Tesco’s first non-food store has plenty to offer. But Tesco sees it as just a trial, says Rod Addy

Among the first things you see as you enter Tesco’s first dedicated non-food Homeplus store in Denton, east Manchester, are crates and bottles of wine on special offer.
If successful, Tesco says this could be a permanent feature. It’s certainly a cunning move in the run up to the festive season - and especially appealing for companies arranging their Christmas parties. But there are other reasons why people might want to visit the 30,000 sq ft two-floor store.
First of all, there’s the location. The Crown Point Northern Retail Park is easily accessible from the M62, within a stone’s throw of Denton. The town is a major residential centre in its own right and is a suburb of Manchester.
The retail complex in which the store is situated presents no comprehensive competition, either. There’s a TK Maxx clothing store just down the way, a BhS, a Birthdays for cards and wrapping and an O2 mobile phone outlet. And there are rumours a Toys “R” Us will be setting up shop in the currently vacant slot next door.
But none of these alone has a range that rivals that available in Homeplus. And even those offering partial competition are already performing the dual function of attracting shoppers for Homeplus. “I was popping into TK Maxx and BhS for clothes and thought I’d have a nose around,” says one elderly Denton resident, who says she’ll return to Homeplus.
There’s certainly plenty for people to browse. The ground floor is split into numbered, colour-coded aisles. These include DIY & car care, health & beauty, household, homeshop (including domestic accessories), cookshop (embracing kitchenware) and toys & outdoors. The others are cards & party, books & stationery, newspapers and magazines, seasonal, and bulk deals.
A total of 9,000 sq ft on the first floor is devoted to clothing, namely Florence & Fred and Cherokee, including the retailer’s 16-26 size range. The remaining 3,000 sq ft includes jewellery and accessories, a digital media area selling products such as iPods and MP3 players and a section selling mobile phones. There are also CDs, DVDs and games, home entertainment appliances and computer equipment on display, plus an electricals help desk for queries and consoles screening previews of DVDs and games.
All told, the store showcases the largest non-food range of any Tesco store as well as the largest array of clothing.
Of course, there’s no food, aside from a small corner devoted to crisps, snacks and drinks, a fact some customers we approached were unhappy about. Others were surprised at the lack of a cafe in the store.
However, apart from that, shoppers say the store is similar to other Tesco supermarkets, highlighting Tesco’s every day low pricing strategy throughout. You can pick up a 28-inch TV for less than £200 and a family PC pack, with computer, monitor, printer and scanner for less than £400. Oh, and jeans for £3. Chart CDs retail from £9.77 and chart DVDs from £11.97. Tesco Value lines pepper the aisles and staff livery is identical to other Tesco outlets.
“I went in there for a widescreen TV because of the prices,” said one man. “Clothes and wine are the main things I would visit the store for if I came back.”
But there were a few downsides to the shopping experience during our trip to the store.

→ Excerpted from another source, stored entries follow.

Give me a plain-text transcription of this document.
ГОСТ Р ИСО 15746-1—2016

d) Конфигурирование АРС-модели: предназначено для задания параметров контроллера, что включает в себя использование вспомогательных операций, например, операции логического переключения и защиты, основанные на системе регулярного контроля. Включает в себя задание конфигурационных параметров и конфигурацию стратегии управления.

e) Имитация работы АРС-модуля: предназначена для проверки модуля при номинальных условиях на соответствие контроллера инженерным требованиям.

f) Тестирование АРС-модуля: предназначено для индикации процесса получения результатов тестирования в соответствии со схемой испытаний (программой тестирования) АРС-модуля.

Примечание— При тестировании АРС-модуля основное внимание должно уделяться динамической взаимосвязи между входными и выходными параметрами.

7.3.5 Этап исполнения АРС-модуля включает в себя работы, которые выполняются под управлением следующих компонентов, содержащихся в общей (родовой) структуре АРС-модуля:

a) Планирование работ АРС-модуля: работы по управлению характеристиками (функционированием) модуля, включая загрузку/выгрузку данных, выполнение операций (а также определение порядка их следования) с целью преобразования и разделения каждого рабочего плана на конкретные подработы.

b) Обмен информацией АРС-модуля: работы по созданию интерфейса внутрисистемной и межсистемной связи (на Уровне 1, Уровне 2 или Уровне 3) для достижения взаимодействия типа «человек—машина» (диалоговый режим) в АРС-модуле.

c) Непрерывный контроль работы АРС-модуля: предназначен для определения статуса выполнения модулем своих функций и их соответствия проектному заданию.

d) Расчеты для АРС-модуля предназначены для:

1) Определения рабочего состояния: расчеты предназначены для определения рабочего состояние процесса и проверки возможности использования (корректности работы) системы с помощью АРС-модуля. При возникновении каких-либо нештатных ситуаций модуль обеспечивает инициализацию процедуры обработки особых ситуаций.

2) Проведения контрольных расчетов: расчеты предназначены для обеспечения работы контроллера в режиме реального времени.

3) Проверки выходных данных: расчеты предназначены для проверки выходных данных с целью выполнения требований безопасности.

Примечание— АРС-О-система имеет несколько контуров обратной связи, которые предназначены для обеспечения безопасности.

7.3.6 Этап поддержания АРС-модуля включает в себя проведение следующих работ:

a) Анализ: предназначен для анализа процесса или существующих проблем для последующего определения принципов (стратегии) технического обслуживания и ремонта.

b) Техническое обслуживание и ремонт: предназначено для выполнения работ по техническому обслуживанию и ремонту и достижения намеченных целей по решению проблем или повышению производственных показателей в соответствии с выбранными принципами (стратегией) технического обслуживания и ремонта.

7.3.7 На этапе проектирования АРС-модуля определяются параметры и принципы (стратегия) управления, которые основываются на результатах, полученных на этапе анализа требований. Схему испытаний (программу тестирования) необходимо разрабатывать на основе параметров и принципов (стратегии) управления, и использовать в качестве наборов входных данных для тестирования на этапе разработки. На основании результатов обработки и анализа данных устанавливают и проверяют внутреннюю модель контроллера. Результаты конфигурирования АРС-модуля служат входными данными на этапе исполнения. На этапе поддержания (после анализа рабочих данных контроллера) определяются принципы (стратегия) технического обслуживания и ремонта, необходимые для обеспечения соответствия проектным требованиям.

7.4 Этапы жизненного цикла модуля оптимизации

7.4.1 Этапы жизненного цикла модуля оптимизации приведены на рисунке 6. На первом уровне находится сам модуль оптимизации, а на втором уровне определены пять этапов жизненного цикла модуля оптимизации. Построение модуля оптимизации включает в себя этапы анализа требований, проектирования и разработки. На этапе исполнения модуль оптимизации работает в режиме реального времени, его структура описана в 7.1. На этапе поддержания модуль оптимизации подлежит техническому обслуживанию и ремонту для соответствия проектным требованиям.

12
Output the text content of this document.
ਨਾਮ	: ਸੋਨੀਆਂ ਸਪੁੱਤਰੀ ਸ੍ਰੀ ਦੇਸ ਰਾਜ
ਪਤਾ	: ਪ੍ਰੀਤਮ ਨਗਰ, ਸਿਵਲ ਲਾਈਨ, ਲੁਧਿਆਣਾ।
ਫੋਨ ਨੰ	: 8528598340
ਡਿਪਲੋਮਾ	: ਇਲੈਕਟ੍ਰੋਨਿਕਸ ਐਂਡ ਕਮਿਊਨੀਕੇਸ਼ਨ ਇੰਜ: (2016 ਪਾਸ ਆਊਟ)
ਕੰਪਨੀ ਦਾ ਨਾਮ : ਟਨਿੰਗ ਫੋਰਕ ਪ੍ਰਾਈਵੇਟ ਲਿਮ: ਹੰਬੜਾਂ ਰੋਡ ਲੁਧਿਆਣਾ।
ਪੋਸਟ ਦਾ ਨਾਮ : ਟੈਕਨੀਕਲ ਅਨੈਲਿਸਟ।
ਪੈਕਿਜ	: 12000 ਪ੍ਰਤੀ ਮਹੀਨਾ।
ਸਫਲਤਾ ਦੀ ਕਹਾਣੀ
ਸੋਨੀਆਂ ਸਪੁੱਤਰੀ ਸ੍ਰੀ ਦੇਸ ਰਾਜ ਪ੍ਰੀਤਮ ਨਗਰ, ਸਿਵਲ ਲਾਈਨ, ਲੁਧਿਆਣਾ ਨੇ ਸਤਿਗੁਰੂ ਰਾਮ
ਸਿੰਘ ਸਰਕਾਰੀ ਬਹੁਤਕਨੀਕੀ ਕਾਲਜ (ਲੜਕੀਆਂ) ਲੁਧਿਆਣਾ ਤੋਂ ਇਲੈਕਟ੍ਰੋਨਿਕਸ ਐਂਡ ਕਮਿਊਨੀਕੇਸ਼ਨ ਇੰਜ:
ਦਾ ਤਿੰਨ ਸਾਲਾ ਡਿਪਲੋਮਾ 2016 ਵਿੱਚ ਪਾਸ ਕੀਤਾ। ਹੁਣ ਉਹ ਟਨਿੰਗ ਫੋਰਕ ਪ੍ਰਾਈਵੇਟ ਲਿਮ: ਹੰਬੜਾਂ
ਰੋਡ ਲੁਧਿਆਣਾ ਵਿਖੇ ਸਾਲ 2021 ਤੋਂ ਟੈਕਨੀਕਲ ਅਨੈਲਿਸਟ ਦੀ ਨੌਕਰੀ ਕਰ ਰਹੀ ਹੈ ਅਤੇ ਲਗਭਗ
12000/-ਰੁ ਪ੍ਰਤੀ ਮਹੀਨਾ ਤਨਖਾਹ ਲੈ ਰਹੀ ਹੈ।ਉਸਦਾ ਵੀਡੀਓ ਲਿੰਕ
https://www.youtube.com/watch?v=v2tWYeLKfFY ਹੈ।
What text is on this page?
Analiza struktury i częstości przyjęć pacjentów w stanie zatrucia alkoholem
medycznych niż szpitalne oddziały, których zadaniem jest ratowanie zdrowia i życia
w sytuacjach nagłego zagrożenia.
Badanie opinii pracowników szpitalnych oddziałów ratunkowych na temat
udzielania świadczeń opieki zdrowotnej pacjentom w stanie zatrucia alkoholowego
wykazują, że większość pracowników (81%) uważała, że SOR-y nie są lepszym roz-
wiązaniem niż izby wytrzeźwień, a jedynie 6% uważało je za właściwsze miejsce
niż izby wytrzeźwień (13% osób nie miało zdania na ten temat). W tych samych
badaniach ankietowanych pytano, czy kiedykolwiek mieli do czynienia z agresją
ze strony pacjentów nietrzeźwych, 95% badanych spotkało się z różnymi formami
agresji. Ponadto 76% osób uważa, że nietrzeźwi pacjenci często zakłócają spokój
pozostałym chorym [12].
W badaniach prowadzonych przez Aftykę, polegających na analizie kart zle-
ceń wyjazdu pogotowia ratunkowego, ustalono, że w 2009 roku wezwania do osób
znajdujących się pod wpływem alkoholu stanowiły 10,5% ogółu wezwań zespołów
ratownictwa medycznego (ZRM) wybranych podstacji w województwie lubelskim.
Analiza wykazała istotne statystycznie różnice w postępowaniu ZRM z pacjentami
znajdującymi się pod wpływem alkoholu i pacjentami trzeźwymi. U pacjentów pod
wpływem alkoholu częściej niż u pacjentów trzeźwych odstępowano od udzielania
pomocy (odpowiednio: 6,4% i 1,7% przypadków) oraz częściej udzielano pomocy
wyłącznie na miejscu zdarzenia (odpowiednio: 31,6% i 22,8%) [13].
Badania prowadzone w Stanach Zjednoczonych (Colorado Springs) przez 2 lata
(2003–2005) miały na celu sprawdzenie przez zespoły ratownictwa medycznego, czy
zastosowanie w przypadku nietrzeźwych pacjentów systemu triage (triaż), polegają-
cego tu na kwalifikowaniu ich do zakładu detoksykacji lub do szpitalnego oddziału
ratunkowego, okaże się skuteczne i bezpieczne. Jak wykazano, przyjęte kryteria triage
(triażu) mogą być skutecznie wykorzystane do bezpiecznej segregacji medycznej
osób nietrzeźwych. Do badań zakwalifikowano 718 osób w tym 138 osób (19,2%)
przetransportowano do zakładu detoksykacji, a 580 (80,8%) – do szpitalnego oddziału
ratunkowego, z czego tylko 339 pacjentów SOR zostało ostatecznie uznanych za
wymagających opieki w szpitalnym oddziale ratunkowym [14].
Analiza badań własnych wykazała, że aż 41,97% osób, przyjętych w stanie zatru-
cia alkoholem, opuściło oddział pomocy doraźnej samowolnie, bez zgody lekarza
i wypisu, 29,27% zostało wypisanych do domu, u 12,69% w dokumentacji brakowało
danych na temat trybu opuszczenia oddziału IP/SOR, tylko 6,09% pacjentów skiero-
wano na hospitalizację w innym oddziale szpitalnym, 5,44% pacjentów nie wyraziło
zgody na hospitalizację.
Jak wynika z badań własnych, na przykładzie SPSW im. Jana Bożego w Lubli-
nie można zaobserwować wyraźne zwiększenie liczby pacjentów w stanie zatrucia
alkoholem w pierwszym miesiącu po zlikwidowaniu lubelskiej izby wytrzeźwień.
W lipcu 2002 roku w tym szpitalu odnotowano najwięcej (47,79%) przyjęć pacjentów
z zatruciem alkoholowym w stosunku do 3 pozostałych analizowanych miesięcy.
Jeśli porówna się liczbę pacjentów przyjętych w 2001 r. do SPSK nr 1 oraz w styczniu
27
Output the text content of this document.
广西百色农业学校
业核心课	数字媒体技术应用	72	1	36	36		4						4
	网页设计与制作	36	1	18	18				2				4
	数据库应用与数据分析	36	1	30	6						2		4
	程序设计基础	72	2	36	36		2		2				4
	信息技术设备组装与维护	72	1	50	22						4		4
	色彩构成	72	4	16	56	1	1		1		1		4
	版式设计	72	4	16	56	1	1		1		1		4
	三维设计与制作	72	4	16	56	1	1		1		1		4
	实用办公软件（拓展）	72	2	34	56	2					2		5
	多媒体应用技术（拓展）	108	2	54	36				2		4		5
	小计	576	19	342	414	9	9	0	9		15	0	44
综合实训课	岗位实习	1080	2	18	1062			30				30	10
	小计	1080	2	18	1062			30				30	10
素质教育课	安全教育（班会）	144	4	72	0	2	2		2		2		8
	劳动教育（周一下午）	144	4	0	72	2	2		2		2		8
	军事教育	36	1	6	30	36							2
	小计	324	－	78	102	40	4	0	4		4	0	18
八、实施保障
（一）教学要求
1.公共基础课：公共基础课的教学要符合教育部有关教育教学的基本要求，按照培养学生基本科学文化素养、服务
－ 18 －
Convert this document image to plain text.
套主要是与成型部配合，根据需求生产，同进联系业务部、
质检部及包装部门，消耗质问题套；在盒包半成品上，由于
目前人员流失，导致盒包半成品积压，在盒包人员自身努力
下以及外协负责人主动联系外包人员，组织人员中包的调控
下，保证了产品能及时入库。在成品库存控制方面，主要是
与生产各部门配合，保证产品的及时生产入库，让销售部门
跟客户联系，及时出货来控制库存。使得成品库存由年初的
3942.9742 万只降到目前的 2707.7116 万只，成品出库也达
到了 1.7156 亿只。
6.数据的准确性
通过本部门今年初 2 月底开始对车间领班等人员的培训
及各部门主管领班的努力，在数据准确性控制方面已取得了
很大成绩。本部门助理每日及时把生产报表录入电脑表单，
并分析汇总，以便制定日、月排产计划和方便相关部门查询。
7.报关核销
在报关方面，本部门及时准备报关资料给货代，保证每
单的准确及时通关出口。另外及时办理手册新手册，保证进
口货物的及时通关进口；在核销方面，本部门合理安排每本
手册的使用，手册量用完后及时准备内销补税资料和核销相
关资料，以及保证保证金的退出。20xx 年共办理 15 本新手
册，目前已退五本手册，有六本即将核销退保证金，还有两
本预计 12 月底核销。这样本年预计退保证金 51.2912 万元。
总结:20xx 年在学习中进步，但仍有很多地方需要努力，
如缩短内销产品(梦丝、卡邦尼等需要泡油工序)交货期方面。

One elderly woman who had trouble walking said the conveyor belt taking customers upstairs moved too fast and the lifts were out of order. But she said she was able to get about with her husband’s help.
Another shopper said the experience left him cold. “It’s a bit impersonal. If I go to my family butcher, I can have a banter with him.”
Despite these views, the store is already attracting people from some distance away. One person we spoke to had travelled from Gloucester. “I thought I’d look at their Florence & Fred range,” she said. “They have a lot to offer and I would definitely come back.”
It’s a promising start for what represents a significant challenge to Asda’s non-food Asda Living concept. But Tesco is playing it cool with regard to further stores. “We have always said this store is a trial. We’ll be led by customers,” says a spokeswoman.
That said, Aberdeen, Telford and Bristol have been mooted as potential sites.